# dunlop direzza star spec opinions??



## oll' yeller05 (Jul 22, 2011)

has anyone mounted theis on their goat b4??? if so how are they

thanks


----------



## Sporaclic (May 6, 2006)

they are AWESOME
the run real wide on there sizing for the record.
They grip outstanding. They dont ever squeel and never want to let go if you have a good suspension as well.
There tire life is actually pretty good for the TYPE of tire they are.

They are pricey.

My nt05 nittos have similar grip but because they run narrow she understeers to much now. Also, they came practically bald brand new.. i was not happy when i seen that for nearly the same amount as the dunlops.

nt05 is still a great tire but it would take a 255 nt05 to keep up with a 245 dunlop up front
(they dont actually make a 255 in the nittos im just using it as a comparison)

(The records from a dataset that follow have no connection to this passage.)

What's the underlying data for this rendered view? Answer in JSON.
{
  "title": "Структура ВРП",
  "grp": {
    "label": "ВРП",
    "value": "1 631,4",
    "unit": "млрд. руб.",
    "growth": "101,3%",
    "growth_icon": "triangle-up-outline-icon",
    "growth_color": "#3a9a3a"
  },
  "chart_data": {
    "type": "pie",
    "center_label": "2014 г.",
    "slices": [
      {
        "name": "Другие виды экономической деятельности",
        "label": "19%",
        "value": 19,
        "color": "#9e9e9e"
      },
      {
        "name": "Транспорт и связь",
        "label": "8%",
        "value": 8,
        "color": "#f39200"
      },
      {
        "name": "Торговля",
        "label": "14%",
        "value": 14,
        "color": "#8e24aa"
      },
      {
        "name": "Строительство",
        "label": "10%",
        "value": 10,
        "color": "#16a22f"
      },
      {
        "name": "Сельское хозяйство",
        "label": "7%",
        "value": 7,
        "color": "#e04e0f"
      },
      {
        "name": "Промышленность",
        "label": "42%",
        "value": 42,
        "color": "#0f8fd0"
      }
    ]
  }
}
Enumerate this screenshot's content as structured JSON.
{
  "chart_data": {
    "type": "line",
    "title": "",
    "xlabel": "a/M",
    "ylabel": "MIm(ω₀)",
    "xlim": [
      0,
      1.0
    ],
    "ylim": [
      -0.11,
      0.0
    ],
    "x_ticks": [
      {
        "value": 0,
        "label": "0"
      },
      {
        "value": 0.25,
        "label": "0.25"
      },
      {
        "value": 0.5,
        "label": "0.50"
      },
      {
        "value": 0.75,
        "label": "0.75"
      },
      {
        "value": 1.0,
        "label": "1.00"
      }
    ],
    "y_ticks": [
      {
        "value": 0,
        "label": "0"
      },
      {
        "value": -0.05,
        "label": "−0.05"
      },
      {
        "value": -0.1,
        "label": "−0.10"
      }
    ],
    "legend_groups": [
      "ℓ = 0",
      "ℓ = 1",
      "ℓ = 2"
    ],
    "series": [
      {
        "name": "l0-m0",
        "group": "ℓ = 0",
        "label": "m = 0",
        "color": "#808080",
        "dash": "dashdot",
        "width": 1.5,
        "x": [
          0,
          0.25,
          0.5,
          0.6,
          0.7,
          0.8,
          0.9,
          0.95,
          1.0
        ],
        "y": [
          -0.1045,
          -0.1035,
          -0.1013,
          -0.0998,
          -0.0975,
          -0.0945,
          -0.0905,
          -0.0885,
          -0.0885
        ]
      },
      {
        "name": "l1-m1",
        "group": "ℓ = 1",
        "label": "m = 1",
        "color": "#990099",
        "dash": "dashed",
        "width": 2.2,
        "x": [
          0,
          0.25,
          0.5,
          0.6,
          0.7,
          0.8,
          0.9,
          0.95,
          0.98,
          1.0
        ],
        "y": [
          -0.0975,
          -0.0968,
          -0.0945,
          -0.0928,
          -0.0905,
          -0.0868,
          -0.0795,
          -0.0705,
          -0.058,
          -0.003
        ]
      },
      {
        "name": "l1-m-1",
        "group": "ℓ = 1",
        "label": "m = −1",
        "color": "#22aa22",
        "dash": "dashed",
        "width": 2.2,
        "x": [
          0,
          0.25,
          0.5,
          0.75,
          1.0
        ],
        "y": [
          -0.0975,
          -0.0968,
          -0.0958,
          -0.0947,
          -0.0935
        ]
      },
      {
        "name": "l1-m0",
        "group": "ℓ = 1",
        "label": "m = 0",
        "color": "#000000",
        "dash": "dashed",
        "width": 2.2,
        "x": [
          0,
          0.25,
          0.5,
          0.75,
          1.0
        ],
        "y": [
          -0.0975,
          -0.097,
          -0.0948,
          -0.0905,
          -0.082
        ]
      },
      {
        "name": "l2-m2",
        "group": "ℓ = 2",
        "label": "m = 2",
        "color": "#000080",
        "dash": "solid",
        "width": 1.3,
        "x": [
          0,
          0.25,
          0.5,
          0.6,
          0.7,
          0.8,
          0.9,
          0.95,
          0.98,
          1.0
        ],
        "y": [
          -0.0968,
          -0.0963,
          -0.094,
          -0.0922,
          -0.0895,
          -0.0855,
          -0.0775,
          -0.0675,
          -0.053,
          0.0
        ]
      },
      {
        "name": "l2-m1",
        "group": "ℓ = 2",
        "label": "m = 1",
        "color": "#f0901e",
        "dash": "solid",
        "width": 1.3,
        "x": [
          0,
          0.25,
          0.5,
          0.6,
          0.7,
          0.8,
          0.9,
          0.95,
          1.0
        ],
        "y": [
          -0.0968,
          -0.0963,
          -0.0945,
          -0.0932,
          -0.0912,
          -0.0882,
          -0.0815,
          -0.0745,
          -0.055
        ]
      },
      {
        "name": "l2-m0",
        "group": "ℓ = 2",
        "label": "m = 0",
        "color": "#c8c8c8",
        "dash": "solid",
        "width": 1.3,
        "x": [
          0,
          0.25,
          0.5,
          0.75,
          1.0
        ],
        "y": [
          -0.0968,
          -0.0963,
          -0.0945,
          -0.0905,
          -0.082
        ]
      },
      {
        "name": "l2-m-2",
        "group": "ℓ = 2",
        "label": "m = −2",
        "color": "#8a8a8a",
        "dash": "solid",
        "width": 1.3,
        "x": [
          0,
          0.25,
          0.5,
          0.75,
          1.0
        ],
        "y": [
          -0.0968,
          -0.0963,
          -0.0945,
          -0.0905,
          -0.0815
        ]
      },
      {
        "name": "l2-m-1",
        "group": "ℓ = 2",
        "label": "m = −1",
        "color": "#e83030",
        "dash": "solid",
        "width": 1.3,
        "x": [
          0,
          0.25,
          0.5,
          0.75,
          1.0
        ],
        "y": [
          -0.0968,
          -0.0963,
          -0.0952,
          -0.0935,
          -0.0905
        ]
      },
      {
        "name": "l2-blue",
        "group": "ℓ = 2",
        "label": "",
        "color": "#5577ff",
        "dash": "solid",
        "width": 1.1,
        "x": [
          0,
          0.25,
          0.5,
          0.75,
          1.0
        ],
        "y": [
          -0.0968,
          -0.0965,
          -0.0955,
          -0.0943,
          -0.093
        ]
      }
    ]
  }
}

also i dont know what your installing them on rim wise but if you have issues clearing your strut with other 245s you might want to consider a 235 dunlop.. seriously, they run THAT wide.
Put it this way..
a set of 245/265 dunlops stacked beside a set of 245/275 nt05 nittos the dunlops sit a solid 2 inches higher and the nittos should technically be bigger if you go by tire size on the sidewall. (this is an all 4 tires stacked on top of each other comparison)


----------